22. Pourquoi ne pas comprendre une vérité qui crève les yeux ? L’homme fut établi dans le jardin afin de le travailler, en se livrant à cette culture qui excluait toute fatigue, comme nous l’avons dit, et qui était tout ensemble féconde en jouissances et en leçons sublimes pour un esprit éclairé : il fut chargé de le garder dans son propre intérêt, c’est-à-dire, en s’abstenant de toute faute qui le condamnerait à en sortir. Bref ; il reçoit un commandement qui devient pour lui un motif de garder le Paradis, puisqu’il ne doit pas en être chassé tant qu’il l’observera. On dit avec raison qu’un homme ne sait pas garder son bien, quand il le perd par sa conduite, lors même que cette fortune passe à'un autre qui a su l’acquérir, ou s’est rendu digne de la posséder.
23. Ce texte permet une autre interprétation qui vaut, je crois, la peine d’être exposée : c’est que l’homme même aurait été l’objet de l’activité et de la surveillance de Dieu [1]. Si l’homme travaille la terre, non pour la créer, mais pour la rendre belle et fertile, Dieu, à plus forte raison, travaille l’âme humaine, à qui il a donné l’être, pour la rendre juste : seulement l’homme ne doit pas renoncer à. Dieu par orgueil, commettre cette apostasie qui est le premier pas de l’orgueil, selon ce mot de l’Écriture : « Le commencement de l’orgueil est de s’éloigner de Dieu[2]. » Dieu étant le bien immuable, l’homme qui dans son corps et dans son âme n’a qu’une existence contingente, doit être tourné vers le bien absolu et s’y fixer, sous peine de ne pouvoir se former à la vertu et au bonheur. Par conséquent Dieu crée l’homme, pour lui donner le fond de son être, et tout ensemble le façonne et le garde pour le rendre bon et heureux ; l’expression d’après laquelle l’homme cultive la terre, déjà créé, pour l’embellir et la féconder, désigne aussi le travail par lequel Dieu forme l’homme, déjà créé, à la piété et à la sagesse ; il le garde, parce qu’en préférant son indépendance à la puissance supérieure de Dieu, et en méprisant la souveraineté du Créateur, l’homme ne peut être en sûreté.

CHAPITRE XI. L’AUTORITÉ DE DIEU RAPPELÉE A L’HOMME (Gen. 2, 15).

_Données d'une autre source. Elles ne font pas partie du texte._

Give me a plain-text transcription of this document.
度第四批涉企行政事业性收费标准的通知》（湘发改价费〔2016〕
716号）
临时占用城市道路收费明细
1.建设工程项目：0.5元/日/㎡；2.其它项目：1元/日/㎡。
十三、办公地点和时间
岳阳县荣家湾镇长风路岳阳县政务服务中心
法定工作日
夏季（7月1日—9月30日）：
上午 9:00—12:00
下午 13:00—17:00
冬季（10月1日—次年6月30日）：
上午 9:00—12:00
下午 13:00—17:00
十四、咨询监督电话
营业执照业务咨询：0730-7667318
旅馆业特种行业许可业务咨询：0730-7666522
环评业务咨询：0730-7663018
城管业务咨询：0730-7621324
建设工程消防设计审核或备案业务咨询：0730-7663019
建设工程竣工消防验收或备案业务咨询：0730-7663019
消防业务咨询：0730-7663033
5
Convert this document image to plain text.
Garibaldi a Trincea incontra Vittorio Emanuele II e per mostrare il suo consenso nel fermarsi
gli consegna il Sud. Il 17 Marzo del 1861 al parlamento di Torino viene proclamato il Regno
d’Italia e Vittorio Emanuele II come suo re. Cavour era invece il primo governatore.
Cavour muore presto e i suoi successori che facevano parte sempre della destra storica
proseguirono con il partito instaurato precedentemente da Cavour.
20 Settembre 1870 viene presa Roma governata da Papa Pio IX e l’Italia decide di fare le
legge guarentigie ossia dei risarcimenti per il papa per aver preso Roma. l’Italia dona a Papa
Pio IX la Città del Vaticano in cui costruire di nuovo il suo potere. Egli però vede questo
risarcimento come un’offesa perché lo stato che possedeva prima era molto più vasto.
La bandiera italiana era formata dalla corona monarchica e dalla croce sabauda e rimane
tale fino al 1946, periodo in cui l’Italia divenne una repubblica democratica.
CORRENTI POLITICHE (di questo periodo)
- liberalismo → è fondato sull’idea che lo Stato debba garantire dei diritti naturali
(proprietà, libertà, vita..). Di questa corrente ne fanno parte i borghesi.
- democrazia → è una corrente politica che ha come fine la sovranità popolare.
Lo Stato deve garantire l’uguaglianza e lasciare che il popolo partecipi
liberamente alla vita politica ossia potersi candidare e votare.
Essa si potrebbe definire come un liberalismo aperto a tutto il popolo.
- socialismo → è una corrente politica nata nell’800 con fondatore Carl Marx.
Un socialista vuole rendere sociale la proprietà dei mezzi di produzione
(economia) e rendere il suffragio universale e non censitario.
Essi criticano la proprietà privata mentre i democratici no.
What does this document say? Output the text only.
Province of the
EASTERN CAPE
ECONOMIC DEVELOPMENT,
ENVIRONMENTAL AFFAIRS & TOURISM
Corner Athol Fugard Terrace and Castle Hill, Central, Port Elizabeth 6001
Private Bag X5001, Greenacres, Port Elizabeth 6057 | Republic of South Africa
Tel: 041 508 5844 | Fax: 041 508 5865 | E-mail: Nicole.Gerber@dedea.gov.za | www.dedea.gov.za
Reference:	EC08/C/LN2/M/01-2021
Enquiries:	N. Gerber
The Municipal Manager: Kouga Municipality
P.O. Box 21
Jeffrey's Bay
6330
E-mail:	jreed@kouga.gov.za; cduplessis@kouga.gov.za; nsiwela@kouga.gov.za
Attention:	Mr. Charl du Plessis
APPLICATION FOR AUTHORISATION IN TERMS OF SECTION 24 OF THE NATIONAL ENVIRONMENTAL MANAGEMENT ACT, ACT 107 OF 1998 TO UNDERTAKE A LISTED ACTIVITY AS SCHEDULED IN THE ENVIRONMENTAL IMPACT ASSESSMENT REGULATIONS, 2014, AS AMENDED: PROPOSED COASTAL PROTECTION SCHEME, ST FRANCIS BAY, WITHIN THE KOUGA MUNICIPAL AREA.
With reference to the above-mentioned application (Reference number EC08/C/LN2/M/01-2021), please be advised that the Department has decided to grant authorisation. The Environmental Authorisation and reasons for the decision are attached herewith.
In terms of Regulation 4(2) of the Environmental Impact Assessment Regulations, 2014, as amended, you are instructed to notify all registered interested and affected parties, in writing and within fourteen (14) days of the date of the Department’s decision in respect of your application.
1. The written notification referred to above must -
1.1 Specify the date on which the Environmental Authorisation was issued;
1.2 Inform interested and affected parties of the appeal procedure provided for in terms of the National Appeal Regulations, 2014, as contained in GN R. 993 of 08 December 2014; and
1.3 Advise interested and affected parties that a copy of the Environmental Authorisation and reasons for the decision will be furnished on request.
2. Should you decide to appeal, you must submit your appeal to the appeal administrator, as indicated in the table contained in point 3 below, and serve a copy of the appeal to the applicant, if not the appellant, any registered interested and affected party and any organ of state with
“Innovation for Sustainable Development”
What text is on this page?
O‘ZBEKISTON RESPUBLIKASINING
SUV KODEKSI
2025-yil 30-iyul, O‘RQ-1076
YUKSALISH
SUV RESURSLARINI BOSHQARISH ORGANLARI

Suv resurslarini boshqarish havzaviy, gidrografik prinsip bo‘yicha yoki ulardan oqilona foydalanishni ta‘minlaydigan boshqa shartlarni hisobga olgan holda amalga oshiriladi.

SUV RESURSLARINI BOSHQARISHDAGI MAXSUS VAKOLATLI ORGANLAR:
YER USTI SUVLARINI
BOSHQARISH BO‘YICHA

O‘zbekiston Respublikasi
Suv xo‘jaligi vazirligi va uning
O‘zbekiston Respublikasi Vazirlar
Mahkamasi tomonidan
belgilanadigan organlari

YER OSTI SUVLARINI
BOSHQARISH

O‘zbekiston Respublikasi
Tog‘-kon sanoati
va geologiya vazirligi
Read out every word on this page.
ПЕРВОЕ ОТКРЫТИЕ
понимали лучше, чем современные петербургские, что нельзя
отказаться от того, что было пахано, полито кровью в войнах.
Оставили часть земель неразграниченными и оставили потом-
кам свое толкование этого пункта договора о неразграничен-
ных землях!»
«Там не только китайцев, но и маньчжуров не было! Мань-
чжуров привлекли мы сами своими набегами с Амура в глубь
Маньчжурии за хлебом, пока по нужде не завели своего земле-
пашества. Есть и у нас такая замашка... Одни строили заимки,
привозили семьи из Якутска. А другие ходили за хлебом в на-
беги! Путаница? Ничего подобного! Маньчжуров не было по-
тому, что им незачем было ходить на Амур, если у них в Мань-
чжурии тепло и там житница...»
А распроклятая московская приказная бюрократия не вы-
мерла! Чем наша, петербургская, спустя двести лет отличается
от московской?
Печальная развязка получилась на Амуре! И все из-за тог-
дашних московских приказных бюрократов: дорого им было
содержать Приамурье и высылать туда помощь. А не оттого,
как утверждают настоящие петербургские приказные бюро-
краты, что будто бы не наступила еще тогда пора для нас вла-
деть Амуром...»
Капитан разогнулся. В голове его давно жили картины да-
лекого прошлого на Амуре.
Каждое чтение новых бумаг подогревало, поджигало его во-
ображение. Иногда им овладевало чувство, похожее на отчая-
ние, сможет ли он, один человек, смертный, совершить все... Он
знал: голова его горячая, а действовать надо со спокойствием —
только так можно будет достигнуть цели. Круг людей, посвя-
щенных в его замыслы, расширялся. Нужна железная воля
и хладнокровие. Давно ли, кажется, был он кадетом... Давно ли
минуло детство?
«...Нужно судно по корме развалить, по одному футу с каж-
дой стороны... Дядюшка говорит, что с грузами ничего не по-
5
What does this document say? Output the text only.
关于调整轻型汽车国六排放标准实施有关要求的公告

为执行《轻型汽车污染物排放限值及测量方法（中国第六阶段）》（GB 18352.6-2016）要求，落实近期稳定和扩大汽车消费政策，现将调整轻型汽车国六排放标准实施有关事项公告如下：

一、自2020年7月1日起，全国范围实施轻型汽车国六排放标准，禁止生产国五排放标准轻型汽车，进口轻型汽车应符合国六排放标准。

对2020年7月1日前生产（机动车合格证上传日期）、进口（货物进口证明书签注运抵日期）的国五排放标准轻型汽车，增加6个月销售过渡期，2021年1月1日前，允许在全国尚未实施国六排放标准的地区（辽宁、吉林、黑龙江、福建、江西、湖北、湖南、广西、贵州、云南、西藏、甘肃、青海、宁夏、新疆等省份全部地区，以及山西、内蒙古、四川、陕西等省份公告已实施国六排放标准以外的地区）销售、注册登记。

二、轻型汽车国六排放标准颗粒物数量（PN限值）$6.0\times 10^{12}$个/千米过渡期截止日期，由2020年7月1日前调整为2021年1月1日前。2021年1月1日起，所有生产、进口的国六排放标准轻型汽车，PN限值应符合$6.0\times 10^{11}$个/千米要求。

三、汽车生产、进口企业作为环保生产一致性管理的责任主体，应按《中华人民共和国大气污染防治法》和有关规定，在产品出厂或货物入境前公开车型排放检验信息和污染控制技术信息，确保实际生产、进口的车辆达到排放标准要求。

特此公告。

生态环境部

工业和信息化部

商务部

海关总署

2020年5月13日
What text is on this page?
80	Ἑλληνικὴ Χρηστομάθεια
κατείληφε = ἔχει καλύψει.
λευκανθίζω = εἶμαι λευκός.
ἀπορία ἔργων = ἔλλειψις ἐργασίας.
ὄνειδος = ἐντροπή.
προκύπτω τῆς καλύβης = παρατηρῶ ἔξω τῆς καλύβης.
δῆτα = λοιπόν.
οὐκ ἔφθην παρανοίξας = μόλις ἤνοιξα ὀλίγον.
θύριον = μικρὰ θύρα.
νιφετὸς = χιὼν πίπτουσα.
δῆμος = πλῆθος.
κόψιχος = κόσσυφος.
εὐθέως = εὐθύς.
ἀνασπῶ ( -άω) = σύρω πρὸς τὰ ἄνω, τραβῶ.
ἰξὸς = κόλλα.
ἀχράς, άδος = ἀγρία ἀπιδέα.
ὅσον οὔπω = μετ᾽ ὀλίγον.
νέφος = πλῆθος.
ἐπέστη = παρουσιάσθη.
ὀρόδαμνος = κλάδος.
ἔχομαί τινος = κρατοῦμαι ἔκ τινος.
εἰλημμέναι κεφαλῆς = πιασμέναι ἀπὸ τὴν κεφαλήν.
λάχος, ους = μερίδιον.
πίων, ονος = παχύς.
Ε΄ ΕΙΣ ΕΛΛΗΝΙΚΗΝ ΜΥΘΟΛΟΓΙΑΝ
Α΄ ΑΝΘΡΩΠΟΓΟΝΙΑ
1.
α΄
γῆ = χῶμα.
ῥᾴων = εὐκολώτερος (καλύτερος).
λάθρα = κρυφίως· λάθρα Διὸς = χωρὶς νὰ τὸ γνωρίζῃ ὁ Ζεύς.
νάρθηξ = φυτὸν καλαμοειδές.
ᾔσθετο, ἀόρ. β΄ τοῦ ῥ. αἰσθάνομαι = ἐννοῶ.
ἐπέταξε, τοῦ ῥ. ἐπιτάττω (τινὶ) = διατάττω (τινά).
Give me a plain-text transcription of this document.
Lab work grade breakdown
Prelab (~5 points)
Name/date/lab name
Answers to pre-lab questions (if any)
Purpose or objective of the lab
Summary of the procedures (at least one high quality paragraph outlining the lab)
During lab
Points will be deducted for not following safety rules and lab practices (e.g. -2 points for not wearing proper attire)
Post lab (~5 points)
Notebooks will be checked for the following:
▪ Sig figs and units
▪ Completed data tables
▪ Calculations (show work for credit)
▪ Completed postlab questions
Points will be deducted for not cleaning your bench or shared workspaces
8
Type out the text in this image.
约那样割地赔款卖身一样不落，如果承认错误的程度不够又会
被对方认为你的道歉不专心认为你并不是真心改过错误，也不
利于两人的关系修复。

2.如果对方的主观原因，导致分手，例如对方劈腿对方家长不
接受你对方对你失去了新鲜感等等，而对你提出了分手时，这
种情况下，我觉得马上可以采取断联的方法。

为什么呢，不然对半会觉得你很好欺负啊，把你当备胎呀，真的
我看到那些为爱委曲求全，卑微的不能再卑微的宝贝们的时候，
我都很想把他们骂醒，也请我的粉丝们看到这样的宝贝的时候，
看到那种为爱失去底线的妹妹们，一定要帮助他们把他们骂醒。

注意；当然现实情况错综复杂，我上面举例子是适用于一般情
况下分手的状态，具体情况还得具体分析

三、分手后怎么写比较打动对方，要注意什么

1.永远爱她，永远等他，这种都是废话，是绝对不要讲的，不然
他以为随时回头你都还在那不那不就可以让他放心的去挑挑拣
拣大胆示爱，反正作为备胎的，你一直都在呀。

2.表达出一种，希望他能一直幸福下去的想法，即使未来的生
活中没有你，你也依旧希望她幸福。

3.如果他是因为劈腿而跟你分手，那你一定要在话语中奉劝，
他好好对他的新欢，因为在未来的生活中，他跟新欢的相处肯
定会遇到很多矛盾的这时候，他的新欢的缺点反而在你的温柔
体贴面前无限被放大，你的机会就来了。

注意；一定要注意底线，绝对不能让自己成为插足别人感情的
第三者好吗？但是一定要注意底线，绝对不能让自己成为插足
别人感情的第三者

24. Ce n’est point par omission, à mon sens, mais pour donner une grande leçon, que l’Écriture ne dit jamais depuis le début de la Genèse jusqu’au verset où nous sommes arrivés le Seigneur Dieu: le mot Seigneur est absent. Dès qu’elle arrive à l’époque où l’homme est établi dans ce Paradis et reçoit l’ordre de le cultiver comme de le garder, elle s’exprime ainsi : « Et « le Seigneur Dieu prit l’homme qu’il avait fait et le mit dans le jardin pour le cultiver et le garder. » La souveraineté de Dieu s’étendait sans doute sur les créatures qui avaient précédé l’homme ; mais ces paroles ne s’adressaient ni aux Anges ni à aucune autre créature que l’homme : elles avaient pour but de lui révéler tout l’intérêt qu’il avait à avoir Dieu pour Seigneur, et à vivre docilement sous son empire, au lieu d’abuser de sa propre puissance au gré de ses caprices. L’Écriture attend donc pour employer cette expression l’instant où l’homme est placé dans le Paradis pour s’y développer et s’y conserver sous la main de Dieu : alors elle ne dit plus seulement Dieu, comme tout à l’heure, elle ajoute le mot Seigneur. « Le Seigneur Dieu prit l’homme qu’il avait fait et le plaça dans le paradis afin de le façonner » à la justice, « et de le garder » pour assurer sa sécurité en exerçant sur lui cet empire qui n’est utile qu’à nous-mêmes. Dieu en effet peut se passer de notre soumission ; mais nous avons besoin de l’empire qu’il exerce sur nous pour cultiver notre âme et la garder : à ce titre il est seul. Seigneur, puisque notre dépendance, loin de lui valoir quelque avantage, ne sert qu’à nos intérêts et

  1. Le texte hébreu ne permet guère cette interprétation : le pronom, qui fait en latin et en grec toute la difficulté, est au féminin et se rapporte par conséquent au mot paradis, qui en hébreu est féminin. (Note de l’édition Migne.)